Using\index{data frames!attaching}\label{par:calc:attach} \Rscoping{attach()} we can alter where \Rlang looks up names and consequently simplify the statement. With \Rscoping{detach()} we can restore the original state. It is important to remember that here we can only simplify the right-hand side of the assignment, while the ``destination'' of the result of the computation still needs to be fully specified on the left-hand side of the assignment operator. We include below only one statement between \Rscoping{attach()} and \Rscoping{detach()} but multiple statements are allowed. Furthermore, if variables with the same name as the columns exist in the search path, these will take precedence, something that can result in bugs or crashes, or as seen below, a message warns that variable \code{A} from the global environment will be used instead of column \code{A} of the attached \code{df17}. The returned value is, of course, not the desired one.

<<data-frames-EB-11a>>=
df17 <- data.frame(A = 1:10, B = 3)
A
attach(df17)
A
detach(df17)
A
@

<<data-frames-EB-11>>=
attach(df17)
df17$C <- (A + B) / A
detach(df17)
head(df17, 2)
@

Use of \Rscoping{attach()} and \Rscoping{detach()}, which work as a pair of ON and OFF switches, can result in an undesired after-effect on name lookup if the script terminates after \Rscoping{attach()} is executed but before \Rscoping{detach()} is called, as the attached object is not detached. In contrast, \Rscoping{with()} and \Rscoping{within()}, being self-contained, guarantee that cleanup takes place. Consequently, the usual recommendation is to give preference to the use of \Rscoping{with()} and \Rscoping{within()} over \Rscoping{attach()} and \Rscoping{detach()}.
\end{explainbox}

<<include=FALSE>>=
rm(list = setdiff(ls(pattern="*"), to.keep))
@

\section{Reshaping and Editing Data Frames}\label{sec:calc:reshape}
\index{data frames!long vs.\ wide shape}

As mentioned above, in most cases, in \Rlang data rows represent measurement events or observations possibly on multiple response variables and factors describing groupings, i.e., a ``long'' shape. However, when measurements are repeated in time, columns rather frequently represent observations of the same response variable at different times, i.e., a ``wide'' shape. Other cases exist where reshaping is needed. Function \Rfunction{reshape()} can convert wide data frames into long data frames and vice versa. See section \ref{sec:data:reshape} on page \pageref{sec:data:reshape} on package \pkgnameNI{tidyr} for an alternative approach to reshaping data with a friendlier user interface.
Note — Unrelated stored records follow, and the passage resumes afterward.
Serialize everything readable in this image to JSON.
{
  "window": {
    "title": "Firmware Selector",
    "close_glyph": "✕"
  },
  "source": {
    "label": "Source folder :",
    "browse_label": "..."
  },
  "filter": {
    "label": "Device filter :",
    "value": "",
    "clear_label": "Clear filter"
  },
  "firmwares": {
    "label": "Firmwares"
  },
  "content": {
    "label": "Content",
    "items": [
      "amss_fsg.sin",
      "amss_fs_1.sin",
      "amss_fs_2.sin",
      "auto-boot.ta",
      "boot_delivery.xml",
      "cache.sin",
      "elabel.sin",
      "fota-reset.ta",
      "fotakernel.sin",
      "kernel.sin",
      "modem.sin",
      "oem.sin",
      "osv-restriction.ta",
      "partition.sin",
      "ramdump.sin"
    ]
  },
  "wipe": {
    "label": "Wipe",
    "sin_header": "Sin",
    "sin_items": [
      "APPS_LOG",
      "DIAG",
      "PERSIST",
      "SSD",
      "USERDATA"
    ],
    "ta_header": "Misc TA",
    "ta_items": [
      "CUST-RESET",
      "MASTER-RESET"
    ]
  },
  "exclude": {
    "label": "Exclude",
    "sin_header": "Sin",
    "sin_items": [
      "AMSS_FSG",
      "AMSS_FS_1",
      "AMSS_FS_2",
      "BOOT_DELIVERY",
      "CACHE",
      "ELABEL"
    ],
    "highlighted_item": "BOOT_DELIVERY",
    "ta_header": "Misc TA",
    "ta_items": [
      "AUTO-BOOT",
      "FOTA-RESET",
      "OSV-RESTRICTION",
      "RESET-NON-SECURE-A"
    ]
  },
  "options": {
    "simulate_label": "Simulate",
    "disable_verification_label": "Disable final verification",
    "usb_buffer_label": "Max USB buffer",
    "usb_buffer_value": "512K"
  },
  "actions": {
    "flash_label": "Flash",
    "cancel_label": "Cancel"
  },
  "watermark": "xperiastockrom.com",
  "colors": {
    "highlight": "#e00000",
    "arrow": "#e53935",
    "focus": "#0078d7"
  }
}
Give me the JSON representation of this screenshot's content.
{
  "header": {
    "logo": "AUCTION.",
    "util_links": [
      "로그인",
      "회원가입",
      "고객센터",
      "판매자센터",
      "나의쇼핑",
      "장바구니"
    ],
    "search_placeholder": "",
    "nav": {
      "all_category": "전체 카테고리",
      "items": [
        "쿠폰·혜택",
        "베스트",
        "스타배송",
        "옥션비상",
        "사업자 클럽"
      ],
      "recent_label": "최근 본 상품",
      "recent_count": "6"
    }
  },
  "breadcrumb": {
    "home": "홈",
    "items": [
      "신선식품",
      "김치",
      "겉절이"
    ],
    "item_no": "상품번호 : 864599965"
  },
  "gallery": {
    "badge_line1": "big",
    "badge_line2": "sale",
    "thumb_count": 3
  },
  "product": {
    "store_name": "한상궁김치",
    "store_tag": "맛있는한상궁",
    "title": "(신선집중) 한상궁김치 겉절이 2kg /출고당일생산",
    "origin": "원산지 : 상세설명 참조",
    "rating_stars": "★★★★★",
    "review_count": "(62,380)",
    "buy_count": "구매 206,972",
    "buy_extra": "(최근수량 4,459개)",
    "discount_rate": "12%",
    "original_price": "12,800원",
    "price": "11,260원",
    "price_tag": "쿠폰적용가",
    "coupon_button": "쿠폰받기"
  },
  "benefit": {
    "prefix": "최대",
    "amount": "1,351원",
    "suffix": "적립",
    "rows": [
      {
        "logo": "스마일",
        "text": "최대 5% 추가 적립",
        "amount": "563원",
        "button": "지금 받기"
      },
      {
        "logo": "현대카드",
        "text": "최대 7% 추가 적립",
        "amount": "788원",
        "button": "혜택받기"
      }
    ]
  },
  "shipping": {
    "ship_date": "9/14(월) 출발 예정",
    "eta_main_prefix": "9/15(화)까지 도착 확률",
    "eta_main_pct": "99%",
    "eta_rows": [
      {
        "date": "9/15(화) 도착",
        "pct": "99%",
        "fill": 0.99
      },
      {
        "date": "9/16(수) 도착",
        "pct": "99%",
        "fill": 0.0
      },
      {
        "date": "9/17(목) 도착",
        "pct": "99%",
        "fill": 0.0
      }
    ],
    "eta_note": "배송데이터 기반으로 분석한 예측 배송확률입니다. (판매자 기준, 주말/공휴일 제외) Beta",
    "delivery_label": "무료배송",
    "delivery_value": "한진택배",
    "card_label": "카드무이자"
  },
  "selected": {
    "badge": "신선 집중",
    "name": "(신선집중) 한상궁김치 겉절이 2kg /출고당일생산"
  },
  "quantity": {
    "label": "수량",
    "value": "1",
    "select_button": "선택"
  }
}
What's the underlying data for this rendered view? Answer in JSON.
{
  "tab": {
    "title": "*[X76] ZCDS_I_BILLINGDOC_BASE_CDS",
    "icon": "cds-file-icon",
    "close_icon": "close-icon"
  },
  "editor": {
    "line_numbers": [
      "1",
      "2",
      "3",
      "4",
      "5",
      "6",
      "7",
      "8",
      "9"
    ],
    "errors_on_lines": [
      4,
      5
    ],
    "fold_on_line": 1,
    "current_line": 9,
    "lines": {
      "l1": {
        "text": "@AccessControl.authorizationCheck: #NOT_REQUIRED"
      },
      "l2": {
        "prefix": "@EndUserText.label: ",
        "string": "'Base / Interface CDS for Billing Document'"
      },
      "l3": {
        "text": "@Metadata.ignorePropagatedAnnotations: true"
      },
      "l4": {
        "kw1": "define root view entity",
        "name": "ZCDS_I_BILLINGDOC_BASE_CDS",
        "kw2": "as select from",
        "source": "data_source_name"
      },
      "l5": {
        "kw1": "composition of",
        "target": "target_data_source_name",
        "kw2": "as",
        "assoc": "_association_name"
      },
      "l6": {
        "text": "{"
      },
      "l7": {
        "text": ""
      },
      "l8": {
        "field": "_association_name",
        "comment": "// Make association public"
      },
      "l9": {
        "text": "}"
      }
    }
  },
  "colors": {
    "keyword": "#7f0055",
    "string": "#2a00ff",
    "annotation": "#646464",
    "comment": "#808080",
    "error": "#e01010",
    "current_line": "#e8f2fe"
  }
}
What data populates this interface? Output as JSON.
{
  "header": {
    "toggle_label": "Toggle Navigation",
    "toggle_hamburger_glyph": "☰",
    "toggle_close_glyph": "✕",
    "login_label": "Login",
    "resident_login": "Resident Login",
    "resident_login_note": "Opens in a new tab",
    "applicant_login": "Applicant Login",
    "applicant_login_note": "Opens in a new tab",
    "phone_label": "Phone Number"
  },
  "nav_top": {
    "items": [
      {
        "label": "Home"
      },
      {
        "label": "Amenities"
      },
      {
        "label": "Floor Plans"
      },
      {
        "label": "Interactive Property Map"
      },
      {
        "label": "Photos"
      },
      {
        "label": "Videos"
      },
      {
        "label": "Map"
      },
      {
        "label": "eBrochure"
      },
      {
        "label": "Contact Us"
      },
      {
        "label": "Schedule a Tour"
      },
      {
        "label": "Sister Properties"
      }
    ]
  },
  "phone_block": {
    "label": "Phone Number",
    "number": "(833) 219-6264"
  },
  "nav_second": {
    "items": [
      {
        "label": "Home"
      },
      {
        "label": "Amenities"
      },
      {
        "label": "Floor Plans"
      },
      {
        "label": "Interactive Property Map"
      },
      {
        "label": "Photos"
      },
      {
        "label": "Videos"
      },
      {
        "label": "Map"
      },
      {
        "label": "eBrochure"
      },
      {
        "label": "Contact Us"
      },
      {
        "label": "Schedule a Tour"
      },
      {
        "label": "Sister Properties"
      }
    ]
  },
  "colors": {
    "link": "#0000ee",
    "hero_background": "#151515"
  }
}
We start by creating a data frame of hypothetical data measured on two occasions. With these data, for example, if we wish to compute the growth of each subject by computing the difference in \code{weight} and \code{height} between the two time points, one approach is to reshape the data frame into a wider shape and subsequently subtract the columns.

<<data-frames-reshape-01>>=
# artifical data
df1 <- data.frame(id = rep(1:4, rep(2,4)),
                  Time = factor(rep(c("Before","After"), 4)),
                  Weight = rnorm(n = 4, mean = c(20.1, 30.8)),
                  Height = rnorm(n = 4, mean = c(9.5, 14.2)))
df1
# make it wider
df2 <- reshape(df1, timevar = "Time", idvar = "id", direction = "wide")
df2
# possible further calculation
within(df2,
       {
        Height.growth <- Height.After - Height.Before
        Weight.growth <- Weight.After - Weight.Before
       })
@

Alternatively, we may want to convert \code{df1} into a longer shape, with a single column with measurements, and a new column indicating whether the measured variable was \code{height} or \code{weight}. For this operation to succeed, we need to add a column with a unique value for each row in \code{df1}, and one easy way is to copy row names into a column. The names of the parameters of function \Rfunction{reshape()} are meaningful only when dealing with time series. Thus, reading the code below becomes rather difficult. It is also to be noted that the user is responsible of passing the values to \code{times} in the correct order.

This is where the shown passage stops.